Workflow
Every change in a Coograph-initialized project goes through the same five-step pipeline: Plan → Propose → Apply → Review → Archive. The only exemptions are narrow and literal — typo fixes, comment-only edits, user-dictated config-value bumps, and follow-ups on an already-approved in-progress proposal.
“Trivial,” “obvious,” “small,” and “just one tweak” are not exemptions. If in doubt, propose.
The point of the workflow isn’t ceremony. It’s that AI agents are uniquely good at confidently shipping the wrong thing, and the workflow forces an interrupt point before that happens.
Plan
/project:plan (Claude Code) or @Planner (VS Code Copilot).
The Planner agent investigates the codebase and asks one focused clarifying question at a time. It never writes code. Output is a clear understanding of what the change requires — files, integration points, risks.
Skip planning when:
- Review output already exists in conversation.
- The user has specified the problem, files, and fix direction.
- The fix is a one-line exempt change per the literal list above.
Propose
The openspec-propose skill creates an OpenSpec change directory at openspec/changes/<YYYY-MM-DD>-<slug>/ with:
.openspec.yaml
proposal.md ← Why, Goals, Non-Goals, Decisions, Impact, Risks
specs/<capability>/spec.md ← Requirements + Scenarios
tasks.md ← 3–8 task groups, last is Verification
The user reviews and either says “proceed” or sends edits. No code is written before approval.
Apply
The agent works through tasks.md in order, marking tasks done as it goes.
- Read every file before editing.
- Check API spec / generated types before assuming names.
- If a build error is non-obvious, run
/project:debug. - Mid-implementation requirement changes update the OpenSpec, then continue.
After all tasks are done, run quality gates: typecheck, lint, format, tests. Fix until clean.
Review
/project:review or @Reviewer.
The Reviewer is read-only. Every finding cites a verbatim quote from a fresh file read — diffs and conversation memory are not valid sources.
Findings are severity-rated: Critical (must fix before merge), Warning (should fix), Suggestion (could fix). The implementor fixes Critical/Warning findings, re-runs quality gates, and re-reviews only if fixes were substantial.
Archive
Move the completed proposal:
mv openspec/changes/<slug>/ openspec/changes/archive/<slug>/
This keeps openspec/changes/ populated only with active work — agents read in-progress proposals on session start.
Agents
There is no separate @Implementer. The agent that plans also implements.

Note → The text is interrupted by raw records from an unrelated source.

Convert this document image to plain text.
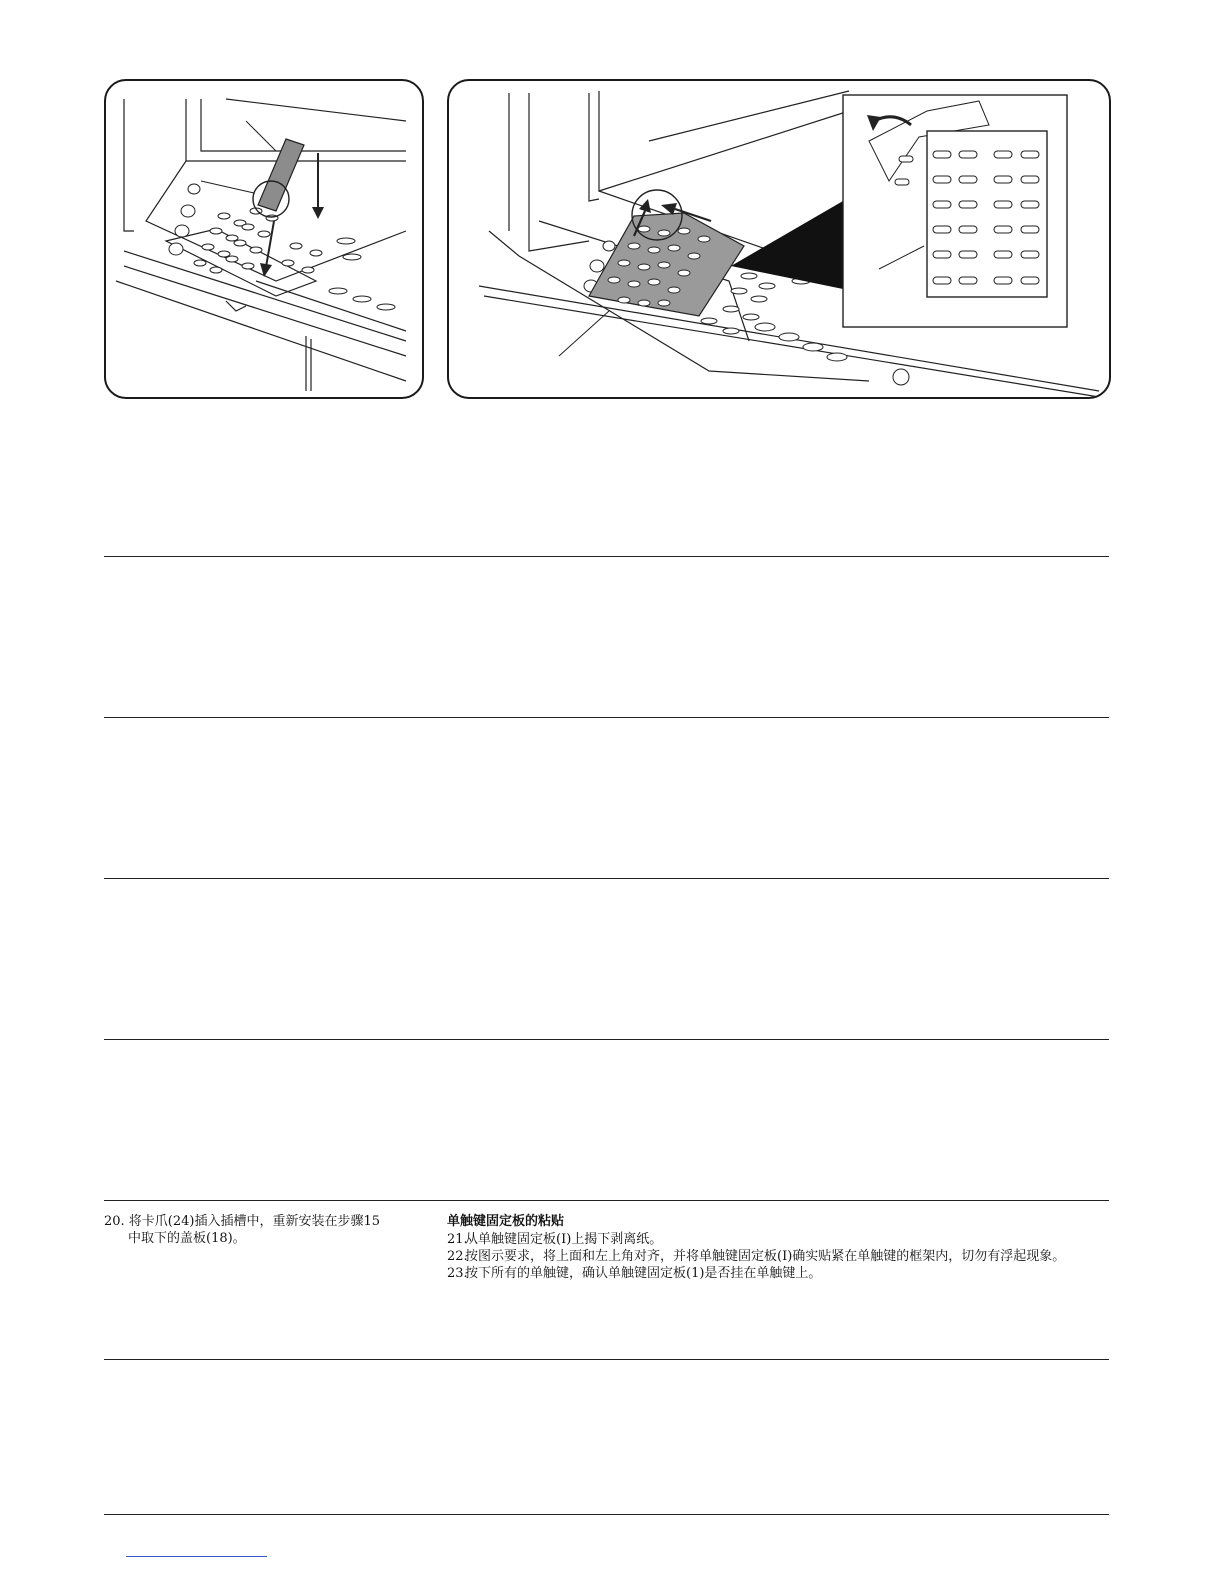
20. 将卡爪(24)插入插槽中，重新安装在步骤15
中取下的盖板(18)。
单触键固定板的粘贴
21.
从单触键固定板(I)上揭下剥离纸。
22.
按图示要求，将上面和左上角对齐，并将单触键固定板(I)确实贴紧在单触键的框架内，切勿有浮起现象。
23.
按下所有的单触键，确认单触键固定板(1)是否挂在单触键上。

| Agent | Purpose | Key constraint |
|---|---|---|
| Planner | Interview-driven planning | One question at a time. Never implements. |
| Reviewer | Strict read-only code review | Every finding cites a verbatim quote. |
| Debugger | Root-cause analysis, minimal fixes | Reproduce → Evidence → Fix → Verify. 3-attempt circuit breaker. |
| Verifier | Evidence-based completion checks | Runs commands itself. PASS/FAIL/INCOMPLETE verdict. |
| Explore | Fast read-only codebase Q&A | Quick / medium / thorough depth levels. |
All agents are required to call code-graph first. Fallback to sqlite3 .code-graph/graph.db, and only then to grep, is permitted only when the graph DB is genuinely absent. Convenience is not a valid reason to skip.
Lifecycle hooks
Claude Code lifecycle hooks live in .claude/hooks/:
| Hook | What it does |
|---|---|
block-generated.py | Blocks edits to files under generated/, dist/, build/, etc., and to anything with @generated / DO NOT EDIT in its first 5 lines. |
log-bash.py | Appends every bash command to .claude/session.log (gitignored). Audit trail. |
report-graph.py | Reports code-graph state at session start. Prints a rebuild hint if graph.db is missing. |
warn-scope.py | If an active OpenSpec exists, warns when editing a file not referenced in tasks.md. Surfaces scope creep without stopping work. |
These run automatically — no agent decision, no prompt engineering required.
Reliability properties
- Anti-hallucination. Reviewer findings need verbatim quotes from a fresh read. Agents grep for every name before using it. Files are re-read after 10+ turns of conversation; agents never cite their own prior output as evidence.
- Circuit breakers. 3-retry limit on fixes, 3-cycle limit on review loops.
- Feature inventory. Before editing any file, list its existing features and verify each is preserved.
- Scope-creep detection. The Debugger reviews its own diff after every fix and reverts unrelated changes.
- Risk-based classification. Auth, security, payments, and migrations always get Complex treatment regardless of file count.
These are not promises about correctness. They’re constraints designed to fail loudly when an agent is about to do something wrong.